Le cinéma de Carvalho est alors pris dans ce « cinéma d’urgence » produit en Angola dans l’après-74, une période de transition politique au cours de laquelle l’image du nouveau pays indépendant se construisait. La télévision angolaise et l’Institut angolais du cinéma apportèrent une contribution décisive à cette ambition. Utilisant ces ressources mais à l’écart des registres journalistiques et propagandistes, Carvalho entre dans le cinéma par la poésie et, à travers le cinéma, il a voyagé et filmé son pays en anthropologue. L’exemple le plus remarquable que nous puissions évoquer est O Balanço do Tempo na Cena de Angola (1982), film quasiment inconnu que nous avons eu l’occasion de montrer à Nantes en 2016 dans le cadre d’un vaste programme traitant des mémoires et questions identitaires entre pays d’Afrique et le Portugal.

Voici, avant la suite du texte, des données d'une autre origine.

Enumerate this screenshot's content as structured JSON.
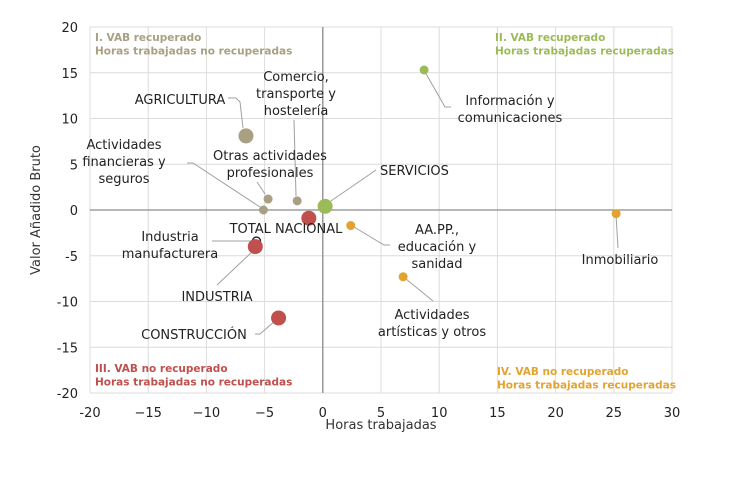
{
  "chart_data": {
    "type": "scatter",
    "title": "",
    "xlabel": "Horas trabajadas",
    "ylabel": "Valor Añadido Bruto",
    "xlim": [
      -20,
      30
    ],
    "ylim": [
      -20,
      20
    ],
    "xticks": [
      -20,
      -15,
      -10,
      -5,
      0,
      5,
      10,
      15,
      20,
      25,
      30
    ],
    "yticks": [
      20,
      15,
      10,
      5,
      0,
      -5,
      -10,
      -15,
      -20
    ],
    "xtick_labels": [
      "-20",
      "−15",
      "−10",
      "−5",
      "0",
      "5",
      "10",
      "15",
      "20",
      "25",
      "30"
    ],
    "ytick_labels": [
      "20",
      "15",
      "10",
      "5",
      "0",
      "-5",
      "-10",
      "-15",
      "-20"
    ],
    "grid": true,
    "colors": {
      "tan": "#a99f82",
      "green": "#9bbb59",
      "red": "#c0504d",
      "orange": "#e3a32f",
      "red_text": "#d0202a"
    },
    "quadrant_labels": [
      {
        "id": "q1",
        "lines": [
          "I. VAB recuperado",
          "Horas trabajadas no recuperadas"
        ],
        "color": "#a99f82",
        "position": "top-left"
      },
      {
        "id": "q2",
        "lines": [
          "II. VAB recuperado",
          "Horas trabajadas recuperadas"
        ],
        "color": "#9bbb59",
        "position": "top-right"
      },
      {
        "id": "q3",
        "lines": [
          "III. VAB no recuperado",
          "Horas trabajadas no recuperadas"
        ],
        "color": "#c0504d",
        "position": "bottom-left"
      },
      {
        "id": "q4",
        "lines": [
          "IV. VAB no recuperado",
          "Horas trabajadas recuperadas"
        ],
        "color": "#e3a32f",
        "position": "bottom-right"
      }
    ],
    "points": [
      {
        "name": "agricultura",
        "label": [
          "AGRICULTURA"
        ],
        "x": -6.6,
        "y": 8.1,
        "color": "#a99f82",
        "size": "large",
        "label_color": "#a99f82",
        "aggregate": true
      },
      {
        "name": "comercio-transporte-hosteleria",
        "label": [
          "Comercio,",
          "transporte y",
          "hostelería"
        ],
        "x": -2.2,
        "y": 1.0,
        "color": "#a99f82",
        "size": "small"
      },
      {
        "name": "otras-actividades-profesionales",
        "label": [
          "Otras actividades",
          "profesionales"
        ],
        "x": -4.7,
        "y": 1.2,
        "color": "#a99f82",
        "size": "small"
      },
      {
        "name": "actividades-financieras-seguros",
        "label": [
          "Actividades",
          "financieras y",
          "seguros"
        ],
        "x": -5.1,
        "y": 0.0,
        "color": "#a99f82",
        "size": "small"
      },
      {
        "name": "servicios",
        "label": [
          "SERVICIOS"
        ],
        "x": 0.2,
        "y": 0.4,
        "color": "#9bbb59",
        "size": "large",
        "label_color": "#9bbb59",
        "aggregate": true
      },
      {
        "name": "informacion-comunicaciones",
        "label": [
          "Información y",
          "comunicaciones"
        ],
        "x": 8.7,
        "y": 15.3,
        "color": "#9bbb59",
        "size": "small"
      },
      {
        "name": "total-nacional",
        "label": [
          "TOTAL NACIONAL"
        ],
        "x": -1.2,
        "y": -0.9,
        "color": "#c0504d",
        "size": "large",
        "label_color": "#d0202a",
        "aggregate": true
      },
      {
        "name": "industria-manufacturera",
        "label": [
          "Industria",
          "manufacturera"
        ],
        "x": -5.7,
        "y": -3.4,
        "color": "none",
        "size": "hollow"
      },
      {
        "name": "industria",
        "label": [
          "INDUSTRIA"
        ],
        "x": -5.8,
        "y": -4.0,
        "color": "#c0504d",
        "size": "large",
        "label_color": "#d0202a",
        "aggregate": true
      },
      {
        "name": "construccion",
        "label": [
          "CONSTRUCCIÓN"
        ],
        "x": -3.8,
        "y": -11.8,
        "color": "#c0504d",
        "size": "large",
        "label_color": "#d0202a",
        "aggregate": true
      },
      {
        "name": "aapp-educacion-sanidad",
        "label": [
          "AA.PP.,",
          "educación y",
          "sanidad"
        ],
        "x": 2.4,
        "y": -1.7,
        "color": "#e3a32f",
        "size": "small"
      },
      {
        "name": "actividades-artisticas-otros",
        "label": [
          "Actividades",
          "artísticas y otros"
        ],
        "x": 6.9,
        "y": -7.3,
        "color": "#e3a32f",
        "size": "small"
      },
      {
        "name": "inmobiliario",
        "label": [
          "Inmobiliario"
        ],
        "x": 25.2,
        "y": -0.4,
        "color": "#e3a32f",
        "size": "small"
      }
    ]
  }
}
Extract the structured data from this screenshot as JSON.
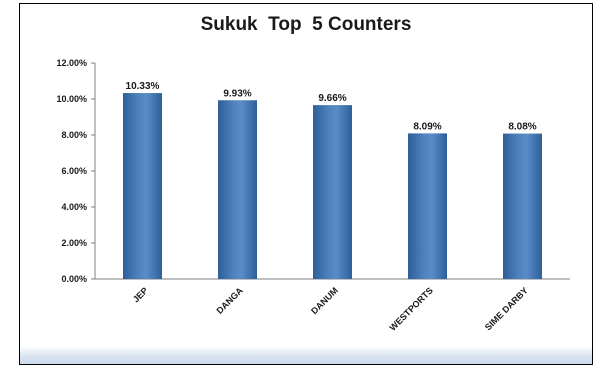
{
  "chart_data": {
    "type": "bar",
    "title": "Sukuk  Top  5 Counters",
    "xlabel": "",
    "ylabel": "",
    "categories": [
      "JEP",
      "DANGA",
      "DANUM",
      "WESTPORTS",
      "SIME DARBY"
    ],
    "values": [
      10.33,
      9.93,
      9.66,
      8.09,
      8.08
    ],
    "data_labels": [
      "10.33%",
      "9.93%",
      "9.66%",
      "8.09%",
      "8.08%"
    ],
    "ylim": [
      0,
      12
    ],
    "y_ticks": [
      0,
      2,
      4,
      6,
      8,
      10,
      12
    ],
    "y_tick_labels": [
      "0.00%",
      "2.00%",
      "4.00%",
      "6.00%",
      "8.00%",
      "10.00%",
      "12.00%"
    ],
    "grid": false,
    "legend": "none",
    "bar_color": "#4f81bd",
    "bar_color_dark": "#2d5a91"
  }
}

Dans ce film, le réalisateur évoque la Terre avant même l’apparition de l’australopithèque, la biodiversité et la mosaïque des peuples pour, déjouant la relativité du temps, faire la preuve de leur égalité transversale. Ce n’est qu’après ce prélude en forme de cosmologie quasi-animiste que la carte de l’Angola s’ouvre (littéralement) et que nous sommes invités à fouler son territoire. Carvalho filmant les gestes du quotidien en même temps qu’il convoque des vers de poètes de son pays (“la poésie est là, dans la germination du maïs, dans la récolte du manioc“…), les défilés du premier carnaval de la Victoire, les drapeaux rouges de la libération de l’Angola, les processus industriels qui atteignent les champs de coton, les chansons de la révolution. Son regard n’est ni militant, ni apolitique, il absorbe avec douceur les célébrations de la renaissance d’un pays, il en révèle aussi les contradictions les plus subtiles et les plus mélancoliques.

Se souvenir de Ruy Duarte de Carvalho, c’est se souvenir de son indépendance absolue et de l’exceptionnelle largeur de vue avec laquelle son œuvre a contribué à donner corps à un pays qui cherchait aussi sa propre voix. C’est aussi combler un oubli, désigner une page manquante, unique et sans descendance repérable, dans l’histoire des cinémas africains.

Aisha Rahim

Une grande partie de la filmographie de Ruy Duarte Carvalho, dont le film O Balanço do Tempo na Cena de Angola, peut être vue dans le dépôt virtuel suivant : https://vimeo.com/rdcvirtual.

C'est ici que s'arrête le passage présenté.